Senin, 09 Maret 2009

Neighbor

Tinggal di lingkungan kompleks ternyata banyak suka dukanya. Ya, menjalani kehidupan sehari-hari di perumahan dan di perkampungan atau perkotaan biasa memiliki banyak perbedaan. Diriku yang nota bene lama tinggal di perkotaan kecil cukup kaget ketika setelah menikah tinggal di sebuah perumahan kelas menengah. Meskipun tetangga kiri kanan cukup hangat, seperti halnya di tempat tinggalku dulu, namun di balik itu ada sisi-sisi negative yang kualami. Syukurlah, sampai saat ini kehidupanku dan keluargaku cukup cuek dengan hal-hal tersebut.

Sisi-sisi negatif yang kumaksud adalah perilaku tetangga yang kadang sering membuat panas telinga dan menjadikan hati kita membusuk. Yang paling kuamati adalah hobi para tetangga untuk menggosip. Apa saja digosipkan. Akupun dan keluarga tak luput jadi bahan gossip. Meskipun aku tak terlalu ambil pusing namun hal ini cukup mengganggu bagi keluargaku.

Seperti kemarin, tatkala kedua mertuaku pulang kampung untuk suatu urusan penting dalam jangka waktu agak lama. Ternyata ada tetangga yang merasa ‘terganggu’ dan melontarkan gossip ini itu. Dikatakan bahwa kedua mertuaku (ortu istriku) tidak perhatian terhadap istriku yang kebetulan sedang hamil tua. Disebutkan pula bahwa kedua ortu istriku itu bersenang-senang di kampungnya dan sangat amat tega meninggalkan anak-anaknya termasuk aku dan istriku di rumah.

Kebetulan hal ini terlontar tepat di depan adik iparku dan beberapa tetangga di depan warung tempat biasa berjualan.

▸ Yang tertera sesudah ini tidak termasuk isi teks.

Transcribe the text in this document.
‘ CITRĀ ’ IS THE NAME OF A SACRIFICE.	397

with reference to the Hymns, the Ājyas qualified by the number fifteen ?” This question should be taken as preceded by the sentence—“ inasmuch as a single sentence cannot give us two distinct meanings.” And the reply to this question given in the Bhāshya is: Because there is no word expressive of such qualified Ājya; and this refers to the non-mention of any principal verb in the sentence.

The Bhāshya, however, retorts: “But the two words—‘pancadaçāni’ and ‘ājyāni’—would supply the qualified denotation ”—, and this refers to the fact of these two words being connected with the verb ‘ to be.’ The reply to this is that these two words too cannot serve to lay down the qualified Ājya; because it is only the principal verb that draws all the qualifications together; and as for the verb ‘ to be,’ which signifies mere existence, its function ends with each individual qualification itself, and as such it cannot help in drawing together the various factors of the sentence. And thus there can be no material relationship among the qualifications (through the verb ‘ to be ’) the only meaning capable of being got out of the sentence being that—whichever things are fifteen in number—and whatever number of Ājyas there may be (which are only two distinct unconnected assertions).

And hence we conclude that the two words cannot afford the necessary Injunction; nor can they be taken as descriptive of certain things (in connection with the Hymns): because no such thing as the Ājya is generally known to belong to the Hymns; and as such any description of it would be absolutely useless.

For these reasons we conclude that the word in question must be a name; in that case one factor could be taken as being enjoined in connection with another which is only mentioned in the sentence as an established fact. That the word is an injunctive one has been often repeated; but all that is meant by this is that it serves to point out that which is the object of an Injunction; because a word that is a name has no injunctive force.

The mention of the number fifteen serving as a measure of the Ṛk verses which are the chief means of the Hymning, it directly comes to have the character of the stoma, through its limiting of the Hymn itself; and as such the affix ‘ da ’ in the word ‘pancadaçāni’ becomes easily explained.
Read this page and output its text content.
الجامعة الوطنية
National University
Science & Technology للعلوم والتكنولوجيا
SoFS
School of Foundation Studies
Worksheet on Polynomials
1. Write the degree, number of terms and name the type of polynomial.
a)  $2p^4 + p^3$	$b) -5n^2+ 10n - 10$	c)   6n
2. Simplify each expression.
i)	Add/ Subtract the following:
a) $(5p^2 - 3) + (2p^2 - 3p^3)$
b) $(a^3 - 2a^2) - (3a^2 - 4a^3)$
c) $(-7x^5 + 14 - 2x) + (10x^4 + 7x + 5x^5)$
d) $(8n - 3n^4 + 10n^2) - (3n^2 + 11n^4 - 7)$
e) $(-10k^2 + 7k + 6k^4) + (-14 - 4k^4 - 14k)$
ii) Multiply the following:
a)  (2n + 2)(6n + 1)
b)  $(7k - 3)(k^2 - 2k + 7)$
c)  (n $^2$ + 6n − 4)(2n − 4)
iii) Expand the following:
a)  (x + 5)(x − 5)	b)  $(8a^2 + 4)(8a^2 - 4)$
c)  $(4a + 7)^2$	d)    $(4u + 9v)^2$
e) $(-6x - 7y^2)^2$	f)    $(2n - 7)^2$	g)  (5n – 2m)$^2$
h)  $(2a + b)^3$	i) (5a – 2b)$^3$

Adik iparku yang tidak terima hal itu merasa sakit hati dan menceritakannya kepada kami. Kamipun sedikit nyeri hate digosipkan sedemikian rupa oleh tetangga tersebut. Padahal sepengetahuan kami, kami belum ada masalah apapun dengan mereka. Terlebih keluarga kami termasuk salah satu sesepuh dan bahkan disaudaratuakan oleh mereka

Dalam beberapa hal kebutuhan materi kami memang masih bergantung pada ortu kami dan juga masih tinggal serumah dengan mereka. Namun ini tidak berarti kami menyandarkan diri pada mereka sepenuhnya. Aku dan istriku bekerja meskipun hasilnya jauh dari kebutuhan. Aku masih bisa mengurus istriku meski seadanya. Dan aku bangga bisa menjaga dan merawat istriku yang sedang ‘dalam bulannya’ sejauh ini. Dan yang pasti aku tidak terima dengan pernyataan sang tetangga karena secara tidak langsung dia menuduh aku tidak becus menjaga istriku. Sedikit emosi sih pada saat itu. Duh sebegitunya.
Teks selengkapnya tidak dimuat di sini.